大学に入ったばかり。まだ若かったので「原作のとおりじゃないか」としか思いませんでした。映画化したときに、絵の雰囲気やストーリー、ギャグなど原作の世界をそのままに残すことがどんなに大変な作業であるか、などとは考えずに「原作のとおりなら、映画にしなくたっていいんじゃないのか」などと不遜なことを考えながら見始めました。

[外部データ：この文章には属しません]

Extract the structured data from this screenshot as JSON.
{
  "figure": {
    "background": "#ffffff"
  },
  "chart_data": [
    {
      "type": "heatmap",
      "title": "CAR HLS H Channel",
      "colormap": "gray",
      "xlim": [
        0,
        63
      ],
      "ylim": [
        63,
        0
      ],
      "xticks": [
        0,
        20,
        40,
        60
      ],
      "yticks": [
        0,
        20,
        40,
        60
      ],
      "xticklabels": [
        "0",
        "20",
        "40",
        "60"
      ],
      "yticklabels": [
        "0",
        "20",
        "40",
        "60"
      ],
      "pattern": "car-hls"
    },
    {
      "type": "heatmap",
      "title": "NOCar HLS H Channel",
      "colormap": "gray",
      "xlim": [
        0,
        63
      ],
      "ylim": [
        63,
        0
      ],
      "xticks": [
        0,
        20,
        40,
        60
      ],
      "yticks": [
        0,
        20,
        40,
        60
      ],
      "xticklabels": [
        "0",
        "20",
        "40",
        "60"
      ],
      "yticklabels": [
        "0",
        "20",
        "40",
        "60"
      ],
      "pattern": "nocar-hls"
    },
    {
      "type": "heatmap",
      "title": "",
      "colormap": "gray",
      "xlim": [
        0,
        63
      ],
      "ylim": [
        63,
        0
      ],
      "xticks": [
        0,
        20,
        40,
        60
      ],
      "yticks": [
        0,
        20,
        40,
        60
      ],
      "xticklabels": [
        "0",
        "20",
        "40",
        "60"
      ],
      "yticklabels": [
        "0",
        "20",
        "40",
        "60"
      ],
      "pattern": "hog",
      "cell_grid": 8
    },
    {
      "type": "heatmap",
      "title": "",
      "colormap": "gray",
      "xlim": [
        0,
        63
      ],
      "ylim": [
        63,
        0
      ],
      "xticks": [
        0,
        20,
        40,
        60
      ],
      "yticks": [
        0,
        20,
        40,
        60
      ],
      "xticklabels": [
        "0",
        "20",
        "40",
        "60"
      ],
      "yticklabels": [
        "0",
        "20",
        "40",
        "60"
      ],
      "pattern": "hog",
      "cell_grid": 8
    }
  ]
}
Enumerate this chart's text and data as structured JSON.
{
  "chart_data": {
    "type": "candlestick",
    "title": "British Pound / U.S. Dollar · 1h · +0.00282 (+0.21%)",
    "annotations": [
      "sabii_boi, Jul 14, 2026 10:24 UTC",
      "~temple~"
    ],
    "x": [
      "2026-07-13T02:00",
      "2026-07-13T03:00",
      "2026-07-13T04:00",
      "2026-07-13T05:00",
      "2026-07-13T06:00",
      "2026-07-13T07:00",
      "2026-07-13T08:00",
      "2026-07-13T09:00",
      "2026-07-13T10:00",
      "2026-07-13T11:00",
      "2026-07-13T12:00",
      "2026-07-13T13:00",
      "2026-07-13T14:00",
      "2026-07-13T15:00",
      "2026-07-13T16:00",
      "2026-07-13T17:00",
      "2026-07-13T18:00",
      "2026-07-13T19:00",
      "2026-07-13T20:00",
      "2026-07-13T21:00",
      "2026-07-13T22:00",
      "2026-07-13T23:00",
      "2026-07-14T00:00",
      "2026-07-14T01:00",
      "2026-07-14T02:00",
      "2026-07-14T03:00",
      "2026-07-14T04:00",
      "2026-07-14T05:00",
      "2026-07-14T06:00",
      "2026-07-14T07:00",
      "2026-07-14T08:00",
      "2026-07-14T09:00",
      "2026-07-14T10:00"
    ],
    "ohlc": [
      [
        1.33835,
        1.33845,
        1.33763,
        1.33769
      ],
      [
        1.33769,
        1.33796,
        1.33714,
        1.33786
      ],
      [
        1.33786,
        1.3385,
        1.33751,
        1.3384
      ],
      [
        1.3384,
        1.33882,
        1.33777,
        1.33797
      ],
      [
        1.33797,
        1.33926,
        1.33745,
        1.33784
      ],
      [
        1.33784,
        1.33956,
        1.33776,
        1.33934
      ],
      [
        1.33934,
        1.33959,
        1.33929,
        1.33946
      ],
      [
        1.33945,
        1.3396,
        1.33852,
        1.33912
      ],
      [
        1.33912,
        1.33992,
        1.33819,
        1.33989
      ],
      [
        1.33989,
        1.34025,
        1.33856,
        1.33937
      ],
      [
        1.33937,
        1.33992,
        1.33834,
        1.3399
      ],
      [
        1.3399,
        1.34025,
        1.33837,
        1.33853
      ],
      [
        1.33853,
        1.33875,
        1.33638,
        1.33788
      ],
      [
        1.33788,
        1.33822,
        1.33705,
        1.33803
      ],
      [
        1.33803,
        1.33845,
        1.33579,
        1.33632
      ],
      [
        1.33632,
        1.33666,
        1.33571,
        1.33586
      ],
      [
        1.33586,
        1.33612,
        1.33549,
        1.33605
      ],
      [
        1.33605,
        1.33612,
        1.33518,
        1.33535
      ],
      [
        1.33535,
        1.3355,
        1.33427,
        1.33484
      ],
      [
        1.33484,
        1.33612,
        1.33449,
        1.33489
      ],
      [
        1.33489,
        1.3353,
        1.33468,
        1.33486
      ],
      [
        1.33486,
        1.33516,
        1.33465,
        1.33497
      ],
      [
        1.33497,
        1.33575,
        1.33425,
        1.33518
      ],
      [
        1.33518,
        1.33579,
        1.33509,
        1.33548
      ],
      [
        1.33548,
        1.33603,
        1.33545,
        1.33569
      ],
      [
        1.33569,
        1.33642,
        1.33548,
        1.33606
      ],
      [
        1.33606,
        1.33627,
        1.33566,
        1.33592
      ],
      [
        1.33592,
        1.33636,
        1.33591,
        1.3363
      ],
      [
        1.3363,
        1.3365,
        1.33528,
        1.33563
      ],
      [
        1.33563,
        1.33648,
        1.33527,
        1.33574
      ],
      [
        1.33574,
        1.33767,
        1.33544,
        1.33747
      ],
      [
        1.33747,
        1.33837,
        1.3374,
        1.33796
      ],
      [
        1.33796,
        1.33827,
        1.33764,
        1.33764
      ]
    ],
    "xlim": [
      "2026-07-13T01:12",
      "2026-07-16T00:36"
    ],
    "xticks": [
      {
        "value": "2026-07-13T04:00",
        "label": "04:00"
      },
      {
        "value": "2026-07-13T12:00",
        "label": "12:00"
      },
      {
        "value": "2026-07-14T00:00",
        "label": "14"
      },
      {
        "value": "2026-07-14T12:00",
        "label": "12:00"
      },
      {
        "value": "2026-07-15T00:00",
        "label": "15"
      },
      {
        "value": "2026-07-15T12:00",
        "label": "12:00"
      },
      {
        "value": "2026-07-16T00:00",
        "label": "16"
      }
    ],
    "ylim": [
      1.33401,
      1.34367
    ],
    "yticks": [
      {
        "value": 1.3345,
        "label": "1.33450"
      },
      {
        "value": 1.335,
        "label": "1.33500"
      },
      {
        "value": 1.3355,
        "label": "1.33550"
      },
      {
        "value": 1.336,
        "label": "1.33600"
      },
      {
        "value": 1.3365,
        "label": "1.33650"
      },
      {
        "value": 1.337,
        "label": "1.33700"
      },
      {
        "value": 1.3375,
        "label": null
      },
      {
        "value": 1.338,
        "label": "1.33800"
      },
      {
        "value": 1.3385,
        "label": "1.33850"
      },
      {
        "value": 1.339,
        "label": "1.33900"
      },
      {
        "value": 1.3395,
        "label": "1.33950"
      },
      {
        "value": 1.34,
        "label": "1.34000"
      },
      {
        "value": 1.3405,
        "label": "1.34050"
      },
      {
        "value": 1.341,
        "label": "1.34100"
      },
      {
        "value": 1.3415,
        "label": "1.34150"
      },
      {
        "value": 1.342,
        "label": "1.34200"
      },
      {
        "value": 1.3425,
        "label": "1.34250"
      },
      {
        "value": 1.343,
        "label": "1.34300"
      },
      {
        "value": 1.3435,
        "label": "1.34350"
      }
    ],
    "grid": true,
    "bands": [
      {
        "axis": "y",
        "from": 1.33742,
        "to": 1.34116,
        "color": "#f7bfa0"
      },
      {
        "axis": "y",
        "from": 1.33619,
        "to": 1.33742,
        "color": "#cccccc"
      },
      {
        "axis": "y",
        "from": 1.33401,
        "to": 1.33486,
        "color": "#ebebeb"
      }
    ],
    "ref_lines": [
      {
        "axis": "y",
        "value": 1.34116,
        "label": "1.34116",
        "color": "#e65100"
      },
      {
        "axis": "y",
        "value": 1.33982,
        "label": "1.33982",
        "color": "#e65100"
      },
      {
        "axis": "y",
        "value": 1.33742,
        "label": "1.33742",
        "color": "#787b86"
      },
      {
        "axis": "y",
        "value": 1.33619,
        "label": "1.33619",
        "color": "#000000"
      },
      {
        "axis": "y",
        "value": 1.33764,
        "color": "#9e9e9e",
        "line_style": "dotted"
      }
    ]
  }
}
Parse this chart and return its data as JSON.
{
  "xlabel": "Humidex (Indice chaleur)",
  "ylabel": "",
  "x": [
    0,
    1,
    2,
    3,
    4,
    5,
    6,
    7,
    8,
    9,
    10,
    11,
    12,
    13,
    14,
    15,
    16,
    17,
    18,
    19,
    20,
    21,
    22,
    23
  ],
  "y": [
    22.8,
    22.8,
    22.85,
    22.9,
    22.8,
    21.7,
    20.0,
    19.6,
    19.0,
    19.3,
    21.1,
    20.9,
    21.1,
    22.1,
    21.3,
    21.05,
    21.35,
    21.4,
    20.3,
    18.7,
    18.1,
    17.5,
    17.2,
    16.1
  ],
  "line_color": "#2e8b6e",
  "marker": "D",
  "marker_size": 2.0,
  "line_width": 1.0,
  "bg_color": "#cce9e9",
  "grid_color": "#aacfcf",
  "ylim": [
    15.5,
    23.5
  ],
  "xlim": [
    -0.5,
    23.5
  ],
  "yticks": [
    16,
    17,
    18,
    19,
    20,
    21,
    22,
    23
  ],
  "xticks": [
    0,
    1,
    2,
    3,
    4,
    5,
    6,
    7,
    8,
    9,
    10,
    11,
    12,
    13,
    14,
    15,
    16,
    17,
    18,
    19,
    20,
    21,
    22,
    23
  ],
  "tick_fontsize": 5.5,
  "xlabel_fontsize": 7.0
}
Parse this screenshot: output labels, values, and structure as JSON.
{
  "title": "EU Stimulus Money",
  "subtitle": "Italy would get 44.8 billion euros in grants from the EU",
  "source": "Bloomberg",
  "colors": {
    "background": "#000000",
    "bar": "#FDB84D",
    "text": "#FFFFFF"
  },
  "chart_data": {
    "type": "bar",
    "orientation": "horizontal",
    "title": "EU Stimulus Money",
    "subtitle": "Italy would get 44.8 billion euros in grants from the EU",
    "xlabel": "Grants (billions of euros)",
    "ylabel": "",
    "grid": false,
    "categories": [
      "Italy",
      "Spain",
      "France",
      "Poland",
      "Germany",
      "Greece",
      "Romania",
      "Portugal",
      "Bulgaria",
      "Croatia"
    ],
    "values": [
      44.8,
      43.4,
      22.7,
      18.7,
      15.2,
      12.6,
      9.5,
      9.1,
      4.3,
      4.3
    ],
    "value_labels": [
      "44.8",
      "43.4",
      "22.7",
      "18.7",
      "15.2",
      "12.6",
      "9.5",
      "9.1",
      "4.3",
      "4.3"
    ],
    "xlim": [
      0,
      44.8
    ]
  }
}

映画の途中、何度も繰り返し読んだ原作とほとんど同じであるにもかかわらず、原作と同じ場面で笑い、ホロリと来ることが不思議でした。
そして、クライマックス。涙が止まらなくなりました(笑)。困ったことに、そのときは一人ではなかった女性の友人と来ていたのです(爆)。いわゆる、デート。いいオトコが、マンガのアニメを観てボロボロ涙を流しているんだから、恥ずかしくて、その後その女性と話をするのがすごく気まずくなってしまいました。それ以来、この映画はぼくにとってホロ苦い思い出となりました(笑)。
DVD化されて、ほんとうに久しぶりにこの映画を観ました。初めて観たときと同じ場面で笑い、そして泣きました。